AUSTIN (KXAN) — New mothers recognize it immediately. Pink and blue stripes line its square shape; soft to the touch, but not overly so. The receiving blankets at nearly every hospital seem almost iconic, at least in some institutional sense.
And yet they also serve as a newborn’s first source of warmth. Nurses swaddle new infants as they hand them over to their parents for the first time.
Moms know.

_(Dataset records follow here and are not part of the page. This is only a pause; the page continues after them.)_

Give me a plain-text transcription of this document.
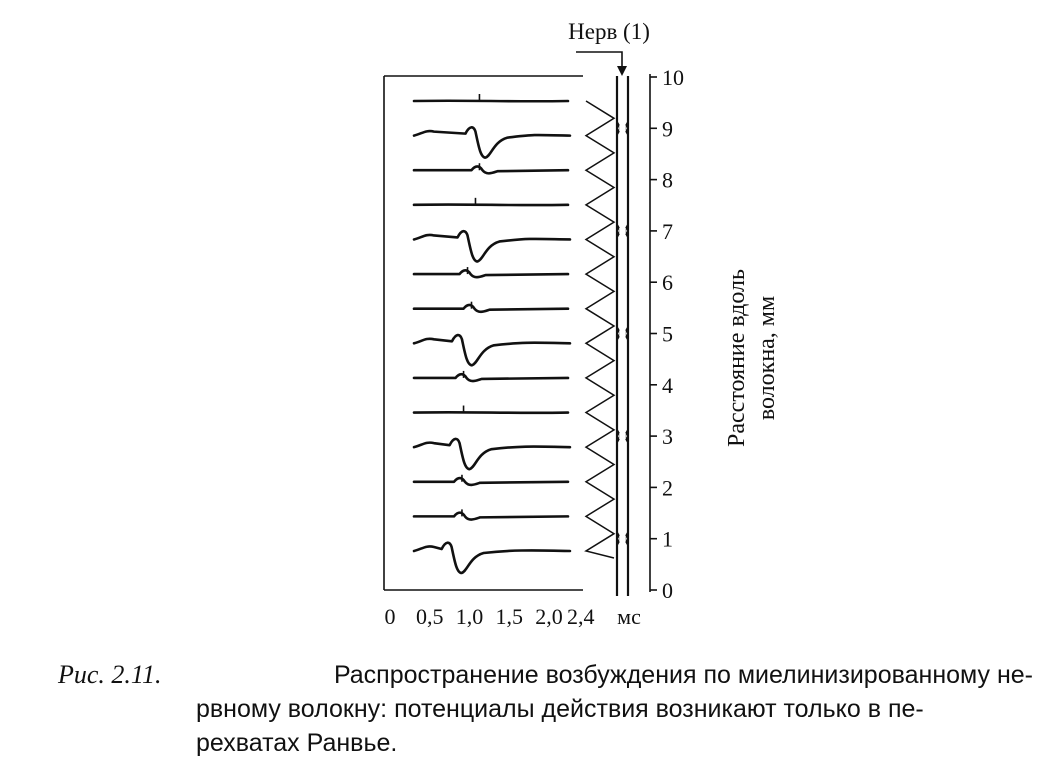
0
1
2
3
4
5
6
7
8
9
10
0 0,5 1,0 1,5 2,0 2,4 мс
Нерв (1)
Расстояние вдоль волокна, мм
Рис. 2.11.	Распространение возбуждения по миелинизированному не-
рвному волокну: потенциалы действия возникают только в пе-
рехватах Ранвье.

So do dads.
That’s why the March of Dimes wanted to use the recognizable blankets to deliver an important message, but it stands in stark contrast to the unbounded happiness of parenthood.
The ad depicts the baby blanket draped underneath these startling words “Baby is born, mommy died.”
It’s part of the #BLANKETCHANGE campaign pushing lawmakers to look at what the nonprofit is calling an urgent health crisis moms and babies face across Texas.
The organization says 700 women die each year and more than 50,000 have severe complications during pregnancy and that is making America the most dangerous developed country to give birth.
“Even one death of a new mother is a tragedy — 700 is a public health crisis,” said March of Dimes President Stacey D. Stewart. “These deaths of pregnant women and new mothers are completely unacceptable.”
The organization released a report in October showing more than a thousand counties where maternal health care is limited or doesn’t exist.
These maternity care deserts are counties with no hospital that is staffed appropriately to provide care for pregnant women and no obstetrician/gynecologist or certified nurse midwives to care for them, according to March of Dimes.
In Texas, March of Dimes found 116 of 254 counties are maternity care deserts and is now urging lawmakers to support bills that would include pregnancy medical home pilot programs in at least one rural county with high maternal mortality rates and look into the use of telemedicine services for women during pregnancy and the postpartum time.
The organization is also pushing for better postpartum health coverage and extending Medicaid for pregnant women.
“Caring for women beyond 60 days postpartum will help ensure the health of women during their subsequent pregnancies, improve birth outcomes and ultimately reduce costs for the state,” said Matt Keppler, with regional director advocacy and government affairs at the March of Dimes.
Stewart believes partnering with multiple stakeholders will be key in finding a solution.
“There are certain solutions that have to be in place and those things have to be intervening in the hospital, making sure if there are emergency situations that those are dealt with immediately with the right protocols, but also making sure women understand what they need to do to be monitoring their health before pregnancy, during pregnancy and certainly after pregnancy,” Stewart said.
Perhaps only then will those recognizable receiving blanks fall back out of any public campaigns, and return to the hospitals to welcome more newborns into the world.